A new study illustrates how lowering sodium intake can benefit heart…

Hold The Salt: Study Reveals How Reducing Sodium Intake Can Help Patients With Heart Failure

A new study illustrates how lowering sodium intake can benefit heart failure patients

People with weak hearts have been told to cut back on their salt intake for more than a century, but there has been no scientific evidence to back this up until now.

There were mixed results from the largest randomized clinical trial on sodium reduction and heart failure that was published in The Lancet and presented at the 71st Annual Scientific Session of the American College of Cardiology on Saturday and Sunday, but they were still good news.

Although lowering salt intake did not result in fewer emergency visits, hospitalizations, or deaths in heart failure patients, the researchers did see an improvement in symptoms including edema, weariness, and coughing, as well as a higher overall quality of life.

“We can no longer say that limiting sodium intake will reduce your chances of dying or being hospitalized,” said lead author Justin Ezekowitz, professor in the University of Alberta’s Faculty of Medicine and Dentistry and co-director of the Canadian VIGOUR Centre.

A total of 806 patients were studied at 26 medical centers in Canada, the United States, Columbia, Chile, Mexico, and New Zealand. All of them had heart failure, a condition in which the heart becomes too weak to adequately pump blood. Half of the people who took part in the study were chosen at random to get normal treatment, while the other half got nutritional advice on how to cut back on their salt intake.

Patient-designed menu options using foods from their own region were given to patients in the nutritional counseling arm of the experiment, and they were advised to cook at home without adding salt and to avoid high-salt components. Instead of being shook at the table, most dietary sodium is buried in processed foods or restaurant meals, according to Ezekowitz.

“Anything in a bag, a box, or a can generally has more salt in it than you would expect,” said Ezekowitz, who is also a cardiologist at the Mazankowski Alberta Heart Institute and head of the University of Alberta’s Cardiovascular Research Institute.

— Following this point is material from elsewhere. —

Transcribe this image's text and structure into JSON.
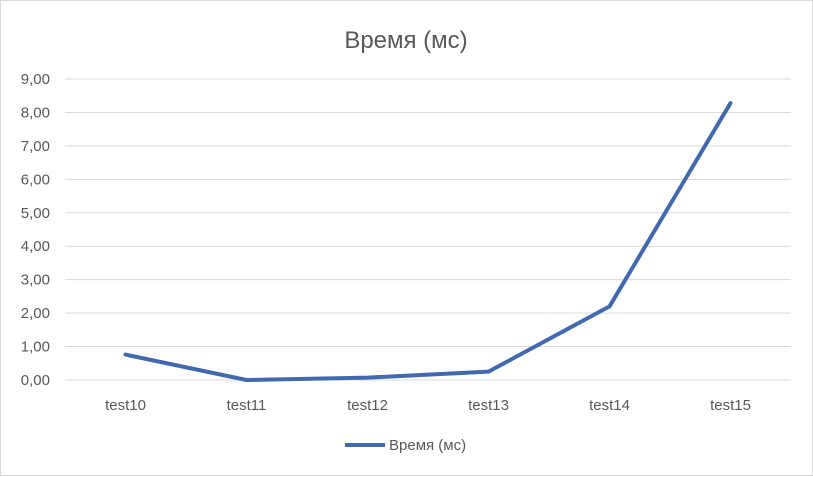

The daily sodium intake target was 1,500 milligrams, or about two-thirds of a teaspoon of salt, which is the Health Canada recommended limit for most Canadians, whether or not they have heart failure.

Patients consumed an average of 2,217 mg per day before the trial, or just under one teaspoon. After a year of research, the normal care group ate an average of 2,072 mg of salt a day, while the nutritional guidance group ate 1,658 mg, which is about a quarter teaspoon of salt less a day, on average.

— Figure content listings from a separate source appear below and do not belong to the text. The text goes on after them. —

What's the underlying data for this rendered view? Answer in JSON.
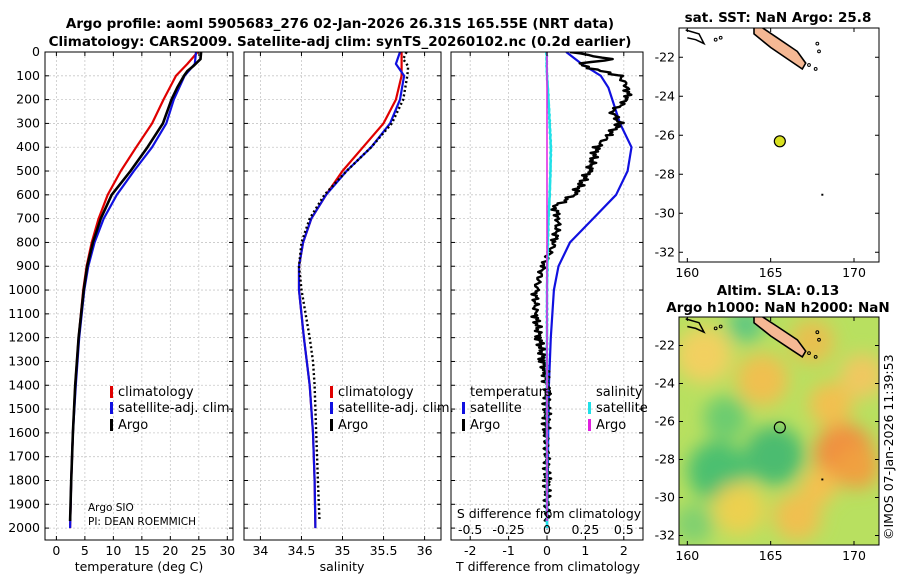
{
  "header": {
    "title_line1": "Argo profile: aoml 5905683_276 02-Jan-2026 26.31S 165.55E (NRT data)",
    "title_line2": "Climatology: CARS2009. Satellite-adj clim: synTS_20260102.nc (0.2d earlier)"
  },
  "colors": {
    "climatology": "#e00000",
    "satellite": "#1010e0",
    "argo": "#000000",
    "sal_satellite": "#20e0e8",
    "sal_argo": "#e020e0",
    "land": "#f5b894"
  },
  "icons": {
    "legend_marker": "vertical-bar-icon"
  },
  "credit": {
    "org": "Argo SIO",
    "pi": "PI: DEAN ROEMMICH"
  },
  "watermark": "©IMOS 07-Jan-2026 11:39:53",
  "chart_data": [
    {
      "name": "temperature-profile",
      "type": "line",
      "xlabel": "temperature (deg C)",
      "ylabel": "",
      "xlim": [
        -2,
        31
      ],
      "ylim": [
        2050,
        0
      ],
      "xticks": [
        0,
        5,
        10,
        15,
        20,
        25,
        30
      ],
      "yticks": [
        0,
        100,
        200,
        300,
        400,
        500,
        600,
        700,
        800,
        900,
        1000,
        1100,
        1200,
        1300,
        1400,
        1500,
        1600,
        1700,
        1800,
        1900,
        2000
      ],
      "legend": [
        "climatology",
        "satellite-adj. clim.",
        "Argo"
      ],
      "series": [
        {
          "name": "climatology",
          "depth": [
            0,
            50,
            100,
            200,
            300,
            400,
            500,
            600,
            700,
            800,
            900,
            1000,
            1200,
            1400,
            1600,
            1800,
            2000
          ],
          "values": [
            24.8,
            23.0,
            21.0,
            18.8,
            16.8,
            14.0,
            11.3,
            9.0,
            7.4,
            6.2,
            5.3,
            4.7,
            3.9,
            3.3,
            2.9,
            2.6,
            2.4
          ]
        },
        {
          "name": "satellite-adj. clim.",
          "depth": [
            0,
            50,
            100,
            200,
            300,
            400,
            500,
            600,
            700,
            800,
            900,
            1000,
            1200,
            1400,
            1600,
            1800,
            2000
          ],
          "values": [
            24.5,
            24.3,
            22.5,
            20.6,
            19.3,
            16.8,
            13.6,
            10.6,
            8.3,
            6.7,
            5.6,
            4.9,
            4.0,
            3.4,
            2.9,
            2.6,
            2.4
          ]
        },
        {
          "name": "Argo",
          "depth": [
            0,
            30,
            60,
            80,
            100,
            150,
            200,
            300,
            400,
            500,
            600,
            700,
            800,
            900,
            1000,
            1200,
            1400,
            1600,
            1800,
            1970
          ],
          "values": [
            25.4,
            25.3,
            24.0,
            23.0,
            22.4,
            21.2,
            20.2,
            18.7,
            16.0,
            13.0,
            9.7,
            7.8,
            6.4,
            5.4,
            4.8,
            3.9,
            3.3,
            2.9,
            2.6,
            2.4
          ]
        }
      ]
    },
    {
      "name": "salinity-profile",
      "type": "line",
      "xlabel": "salinity",
      "xlim": [
        33.8,
        36.2
      ],
      "ylim": [
        2050,
        0
      ],
      "xticks": [
        34,
        34.5,
        35,
        35.5,
        36
      ],
      "legend": [
        "climatology",
        "satellite-adj. clim.",
        "Argo"
      ],
      "series": [
        {
          "name": "climatology",
          "depth": [
            0,
            50,
            100,
            200,
            300,
            400,
            500,
            600,
            700,
            800,
            900,
            1000,
            1200,
            1400,
            1600,
            1800,
            2000
          ],
          "values": [
            35.72,
            35.72,
            35.72,
            35.65,
            35.5,
            35.25,
            35.0,
            34.8,
            34.62,
            34.52,
            34.47,
            34.47,
            34.53,
            34.6,
            34.64,
            34.66,
            34.67
          ]
        },
        {
          "name": "satellite-adj. clim.",
          "depth": [
            0,
            50,
            100,
            200,
            300,
            400,
            500,
            600,
            700,
            800,
            900,
            1000,
            1200,
            1400,
            1600,
            1800,
            2000
          ],
          "values": [
            35.7,
            35.65,
            35.75,
            35.7,
            35.58,
            35.35,
            35.05,
            34.8,
            34.62,
            34.52,
            34.47,
            34.47,
            34.53,
            34.6,
            34.64,
            34.66,
            34.67
          ]
        },
        {
          "name": "Argo",
          "depth": [
            0,
            30,
            60,
            100,
            200,
            300,
            400,
            500,
            600,
            700,
            800,
            900,
            1000,
            1100,
            1200,
            1300,
            1400,
            1600,
            1800,
            1970
          ],
          "values": [
            35.78,
            35.74,
            35.8,
            35.79,
            35.74,
            35.6,
            35.35,
            35.05,
            34.78,
            34.6,
            34.5,
            34.47,
            34.5,
            34.55,
            34.6,
            34.64,
            34.66,
            34.68,
            34.7,
            34.72
          ]
        }
      ]
    },
    {
      "name": "difference-profile",
      "type": "line",
      "xlabel": "T difference from climatology",
      "xlabel_top": "S difference from climatology",
      "xlim": [
        -2.5,
        2.5
      ],
      "ylim": [
        2050,
        0
      ],
      "xticks": [
        -2,
        -1,
        0,
        1,
        2
      ],
      "xticks_secondary": [
        -0.5,
        -0.25,
        0,
        0.25,
        0.5
      ],
      "legend_groups": [
        {
          "heading": "temperature",
          "items": [
            "satellite",
            "Argo"
          ]
        },
        {
          "heading": "salinity",
          "items": [
            "satellite",
            "Argo"
          ]
        }
      ],
      "series": [
        {
          "name": "temperature satellite",
          "depth": [
            0,
            50,
            80,
            100,
            150,
            200,
            300,
            400,
            500,
            600,
            700,
            800,
            900,
            1000,
            1200,
            1400,
            1600,
            1800,
            2000
          ],
          "values": [
            0.5,
            0.9,
            1.2,
            1.4,
            1.6,
            1.7,
            1.9,
            2.2,
            2.1,
            1.8,
            1.2,
            0.6,
            0.3,
            0.18,
            0.1,
            0.05,
            0.03,
            0.02,
            0.0
          ]
        },
        {
          "name": "temperature Argo",
          "depth": [
            0,
            30,
            50,
            80,
            100,
            150,
            200,
            250,
            300,
            350,
            400,
            500,
            600,
            650,
            700,
            800,
            900,
            1000,
            1100,
            1200,
            1300,
            1400,
            1600,
            1800,
            1970
          ],
          "values": [
            0.6,
            1.7,
            0.8,
            1.4,
            1.9,
            2.1,
            2.1,
            1.7,
            1.9,
            1.6,
            1.3,
            1.1,
            0.7,
            0.2,
            0.3,
            0.2,
            -0.1,
            -0.3,
            -0.3,
            -0.2,
            -0.1,
            0.0,
            -0.02,
            0.0,
            0.0
          ]
        },
        {
          "name": "salinity satellite",
          "depth": [
            0,
            50,
            100,
            200,
            300,
            400,
            500,
            600,
            700,
            800,
            900,
            1000,
            1200,
            1400,
            1600,
            1800,
            2000
          ],
          "values": [
            -0.01,
            -0.01,
            0.0,
            0.04,
            0.07,
            0.1,
            0.09,
            0.07,
            0.04,
            0.02,
            0.01,
            0.0,
            0.0,
            0.0,
            0.0,
            0.0,
            0.0
          ]
        },
        {
          "name": "salinity Argo",
          "depth": [
            0,
            100,
            500,
            1000,
            1970
          ],
          "values": [
            0,
            0,
            0,
            0,
            0
          ]
        }
      ]
    },
    {
      "name": "sst-map",
      "type": "scatter",
      "title": "sat. SST: NaN Argo: 25.8",
      "xlim": [
        159.5,
        171.5
      ],
      "ylim": [
        -32.5,
        -20.5
      ],
      "xticks": [
        160,
        165,
        170
      ],
      "yticks": [
        -22,
        -24,
        -26,
        -28,
        -30,
        -32
      ],
      "points": [
        {
          "lon": 165.55,
          "lat": -26.31,
          "label": "Argo float"
        }
      ]
    },
    {
      "name": "sla-map",
      "type": "heatmap",
      "title_line1": "Altim. SLA: 0.13",
      "title_line2": "Argo h1000: NaN h2000: NaN",
      "xlim": [
        159.5,
        171.5
      ],
      "ylim": [
        -32.5,
        -20.5
      ],
      "xticks": [
        160,
        165,
        170
      ],
      "yticks": [
        -22,
        -24,
        -26,
        -28,
        -30,
        -32
      ],
      "points": [
        {
          "lon": 165.55,
          "lat": -26.31,
          "label": "Argo float"
        }
      ]
    }
  ]
}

There were no statistically significant differences between the two groups when they looked at their rates of death from any cause, cardiovascular hospitalization, and visits to the emergency room for cardiovascular problems; this was true for both groups.

New York Heart Association heart failure classification, which is a measure of heart failure severity, showed that the low-sodium group had a better quality of life than those who ate more salt.

Ezekowitz said he will continue to counsel heart failure patients to limit their salt intake, but he will be more specific about the benefits. He wants doctors to think about changing their patients’ diets as a way to help them.

The researchers will do additional research to identify a signal in the blood of patients who benefited the most from the low-sodium diet, with the goal of providing more tailored individual diet prescriptions in the future. The researchers will also follow up with the trial subjects at 24 months and five years to see whether there are any long-term advantages.